Since the counting accuracy is high and the counting is performed automatically, there is no variation in measurement, and measurement can be carried out at high speeds, resulting in a significant improvement in work efficiency.

Furthermore, since a laser beam is used as the light source, reliable imaging can be obtained due to the highly directional light source, and the measurement accuracy is far superior to those using conventional iodine bulbs and mercury bulbs. It is truly worth noting that a device has emerged that allows product manufacturers to conduct quality evaluations accurately and quickly.

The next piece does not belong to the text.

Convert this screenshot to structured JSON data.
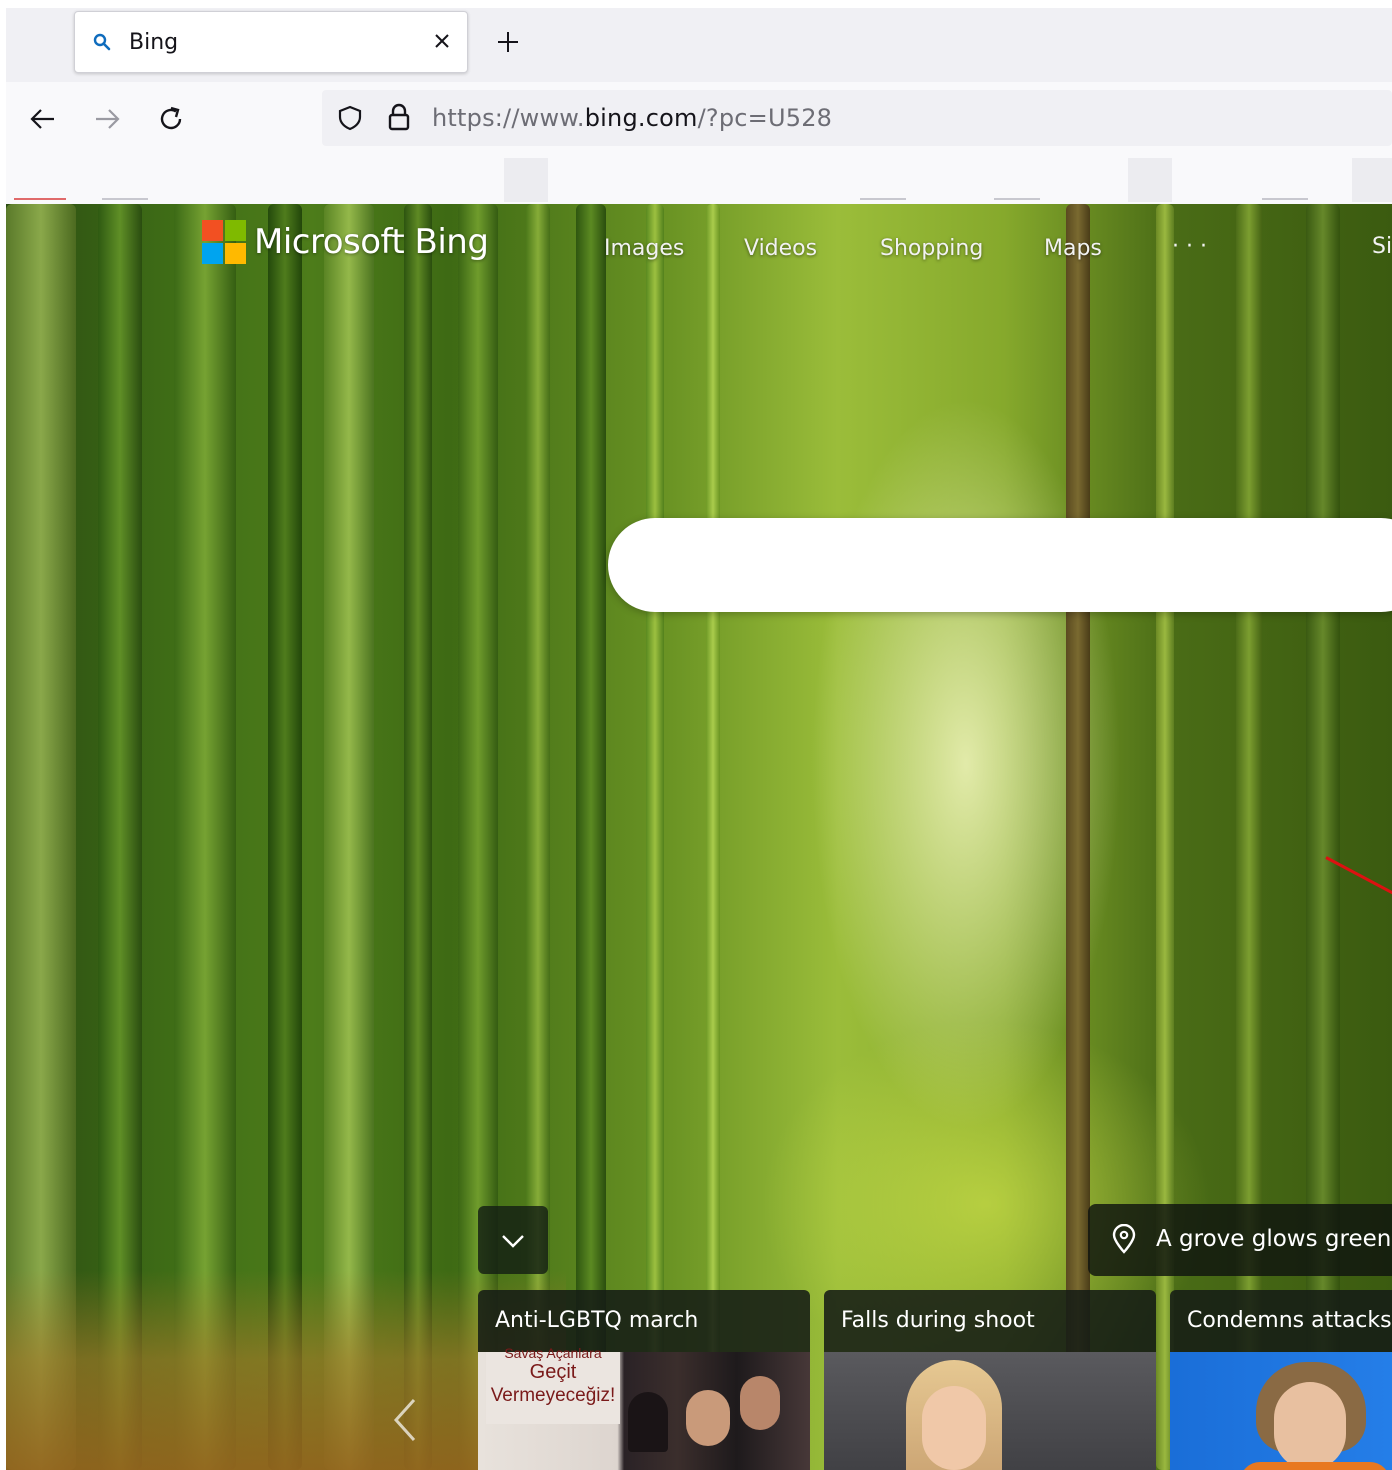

The present invention also provides a sample buffer section 21 to carry out the main measurement by causing the sucked up sample liquid 1 to flow down after passing through the sample charge section 20. Measurement accuracy can be improved by not using the liquid phase for measurement, and additional equipment such as the solenoid valve for steady measurements and the needle valve of the solenoid valve for filling the sample does not come into contact with the sample liquid. It has the advantage of not being contaminated at all.

Furthermore, the present invention has the practical advantage of being front-operated and easy to handle.

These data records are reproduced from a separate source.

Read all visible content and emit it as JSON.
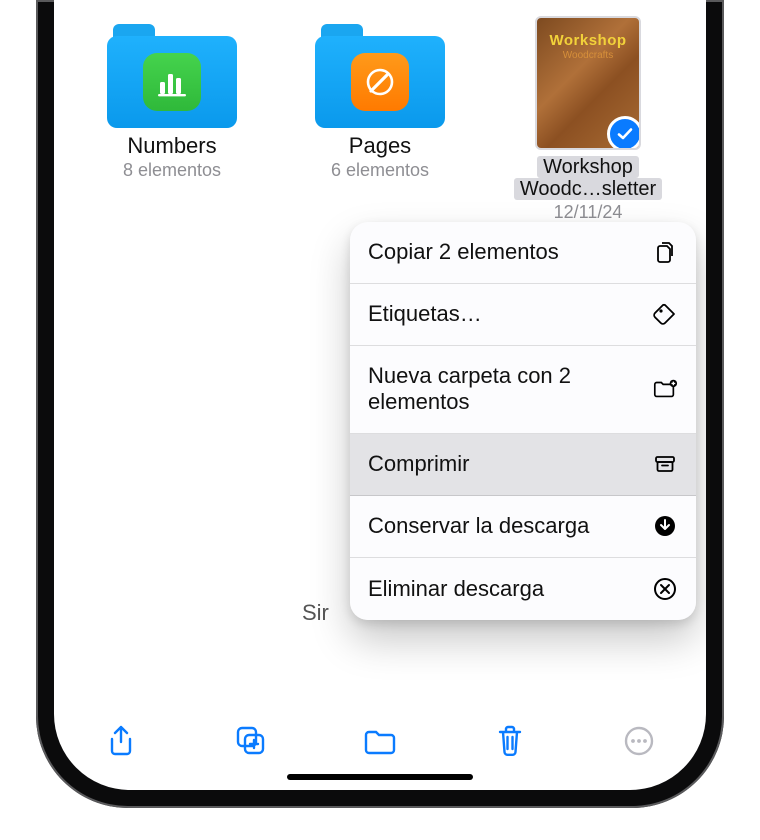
{
  "items": [
    {
      "name": "Numbers",
      "sub": "8 elementos"
    },
    {
      "name": "Pages",
      "sub": "6 elementos"
    },
    {
      "name_line1": "Workshop",
      "name_line2": "Woodc…sletter",
      "date": "12/11/24",
      "thumb_title": "Workshop",
      "thumb_sub": "Woodcrafts",
      "selected": true
    }
  ],
  "behind_text": "Sir",
  "menu": [
    {
      "label": "Copiar 2 elementos",
      "icon": "copy-icon",
      "highlight": false
    },
    {
      "label": "Etiquetas…",
      "icon": "tag-icon",
      "highlight": false
    },
    {
      "label": "Nueva carpeta con 2 elementos",
      "icon": "new-folder-icon",
      "highlight": false
    },
    {
      "label": "Comprimir",
      "icon": "archive-icon",
      "highlight": true
    },
    {
      "label": "Conservar la descarga",
      "icon": "download-keep-icon",
      "highlight": false
    },
    {
      "label": "Eliminar descarga",
      "icon": "remove-download-icon",
      "highlight": false
    }
  ],
  "toolbar": {
    "share": "share-icon",
    "duplicate": "duplicate-icon",
    "move": "move-folder-icon",
    "delete": "trash-icon",
    "more": "more-icon"
  },
  "colors": {
    "accent": "#0a7bff",
    "folder": "#12a2f2"
  }
}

[Brief explanation of the drawing]

Each figure shows an aspect of an example of the device of the present invention, with FIG. 1 being a basic principle explanatory diagram, FIG. 2 being a schematic structural diagram of a projection magnifying section, FIG. 3 being an external perspective view, and FIG. 4 not showing main parts. Plan view, Figure 5 is a schematic structural diagram of the sample distribution line, Figures 6 and 7 are side and front views showing the main structure, Figure 8 is a laser beam illuminance verification circuit diagram, and Figure 9 is a calculation diagram. The block diagram of the counting section, FIGS. 10 and 11, are electrical circuit diagrams of the main parts in FIG. DESCRIPTION OF SYMBOLS 1... Sample liquid, 2... Flow cell, 3... Laser oscillator, 4... Projection enlarger, 5... Photoelectric conversion element, 6... Monitor screen, 8, 10, 11... Reflection mirror, 9...
Lens, 13...Sample passage tube, 20...Sample charge section, 21...Sample buffer section, 22, 23, 24...
Phototube switch, 34...one-shot multi-circuit.

Claims (1)

[Claims] 1 A sample buffer section 21, a sample charge section 20, and a flow cell 2 are arranged vertically in this order and communicated with each other, and a steady measurement tube and an air bleed tube are connected to the sample buffer section 21 in various ways. A sample passage tube 13 for allowing the sample liquid 1 filled up to the buffer section 21 to flow down at a constant speed in a vertical direction.
, a laser oscillator 3 and a projection magnifying section 4 provided on both left and right sides of the apparatus main body, sandwiching the flow cell 2 as a detection section, and at least one reflecting mirror 8, 10, 11 that refracts the laser beam. A lens 9 for magnifying the laser beam after passing through the flow cell 2 is provided, and an optical system for projecting the laser beam onto the flow cell 2 and forming an enlarged image of the flowing state of the flowing liquid in the flow cell 2 on the projection magnifying section 4. and a plurality of photoelectrons having a light-receiving area according to the magnification and the size of the maximum object to be counted and arranged in parallel so as to be able to cross the fluid flow surface of the enlarged projection image effective portion of the projection enlarger 4. Ultrafine particles in a liquid comprising a conversion element 5 and a calculation/counting section for calculating and counting changes in the electrical signals of the photoelectric conversion elements 5 and counting the ultrafine particles in the sample liquid 1 as relative values. Small object counting device.